Po drugie wirusy nigdy nie były dla mnie dokuczliwym problemem, przynajmniej do dnia dzisiejszego, co będzie jutro nie wiem. Przy minimum wiedzy i rozsądku, od czasu powstania PC jako takiego, nigdy nie miałem problemu ze skasowanie plików, uszkodzeniu systemu czy innych uszkodzeń spowodowanych przez wirusy. Być może inni mają inne doświadczenia, dla mnie to marginalny problem, którego jestem świadomy, można go porównać do uważania, podczas przechodzenia przez pasy. A kiedy naprawdę chcę 100% odporności na wirusy, uruchamiam Linuksa z CD Live, jest to rozwiązanie darmowe (a więc tańśze nawet niż antywirus, nie wspominając o Mac-u) i całkowicie pewne.
Wirtualizacja to już dzisiaj standard, można uruchomić praktycznie każdy system pod każdym systemem. Można nawet wirtualnie uruchomić system x64 na systemie x32. Można Win na Linuksie, można Linux na Win, można Mac-a na Linuksie i wszelkie pośrednie kombinacje. Instalacja Win na Mac-u też nie dziwi, skoro to dokładnie te same bebechy komputera, nie wspominając o (nielegalnym) instalowaniu osX na zwykłym PC. Mamy wolność wyboru i to jest dobre.

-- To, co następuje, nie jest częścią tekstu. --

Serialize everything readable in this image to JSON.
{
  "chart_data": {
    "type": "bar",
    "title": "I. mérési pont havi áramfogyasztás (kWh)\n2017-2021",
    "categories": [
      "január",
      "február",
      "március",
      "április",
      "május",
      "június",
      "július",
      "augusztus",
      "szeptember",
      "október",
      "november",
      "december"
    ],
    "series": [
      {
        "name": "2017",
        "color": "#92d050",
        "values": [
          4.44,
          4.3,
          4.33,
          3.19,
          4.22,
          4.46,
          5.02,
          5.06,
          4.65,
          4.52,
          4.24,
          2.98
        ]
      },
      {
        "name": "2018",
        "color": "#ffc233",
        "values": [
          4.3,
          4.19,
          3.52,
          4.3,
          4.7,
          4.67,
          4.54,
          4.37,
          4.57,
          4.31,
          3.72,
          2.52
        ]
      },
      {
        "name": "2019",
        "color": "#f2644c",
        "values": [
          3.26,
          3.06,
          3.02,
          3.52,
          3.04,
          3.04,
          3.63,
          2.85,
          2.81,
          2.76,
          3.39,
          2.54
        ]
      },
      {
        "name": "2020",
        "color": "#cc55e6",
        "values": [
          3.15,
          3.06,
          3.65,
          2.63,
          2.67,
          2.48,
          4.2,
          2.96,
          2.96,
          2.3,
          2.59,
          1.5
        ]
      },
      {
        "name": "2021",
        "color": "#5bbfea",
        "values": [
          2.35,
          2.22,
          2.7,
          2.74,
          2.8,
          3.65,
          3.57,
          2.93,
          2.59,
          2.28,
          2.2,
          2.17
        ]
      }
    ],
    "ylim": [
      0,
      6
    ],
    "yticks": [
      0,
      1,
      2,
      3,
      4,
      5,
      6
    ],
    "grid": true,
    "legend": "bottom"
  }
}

Natomiast osobiście nie rozumiem czemu miałbym wywalić kupę kasy na Mac-a, żeby potem jeszcze dokupywać Windowsa. Wolałbym już Windowsa pod Linuksem. Ale ponownie to kwestia raczej osobistych preferencji niż technicznych możliwości.
Nie szedłbym dalej tą drogą. To nie jest prawda. Systemu Uniksowe są inaczej skonstruowane niż Windows i dlatego uruchomienie na nich złośliwego oprogramowania jest zdecydowanie trudniejsze. Dodatkowo nie ma co gdybać "co by było gdyby" były popularniejsze, bo tego nikt nie sprawdził.
Pewnie ilość zagrożeń by wzrosła, ale prawdopodobnie i tak pozostałaby na dużo niższym poziomie niż Windows.
Problem bezpieczeństwa w Windows ma szerszy kontekst, poczynając od szerokiego grona niedoświadczonych użytkowników komputera na przyzwyczajeniach kończąc.
Ludzie najpierw pokrzykują, że chcą aby Win był bezpieczniejszy, ale kiedy Microsoft wprowadza podobne do Uniksowych zabezpieczenia, to ludzie krzyczą, że nic nie da się zrobić w systemie bez potwierdzania uprawnień i to jest strasznie męczące. Albo rybka albo akwarium.
Z tym się zgadzam, z zastrzeżeniem, że Norton bardzo się ostatnio poprawia i mocno pracuje nad zmniejszeniem zużycia zasobów komputera.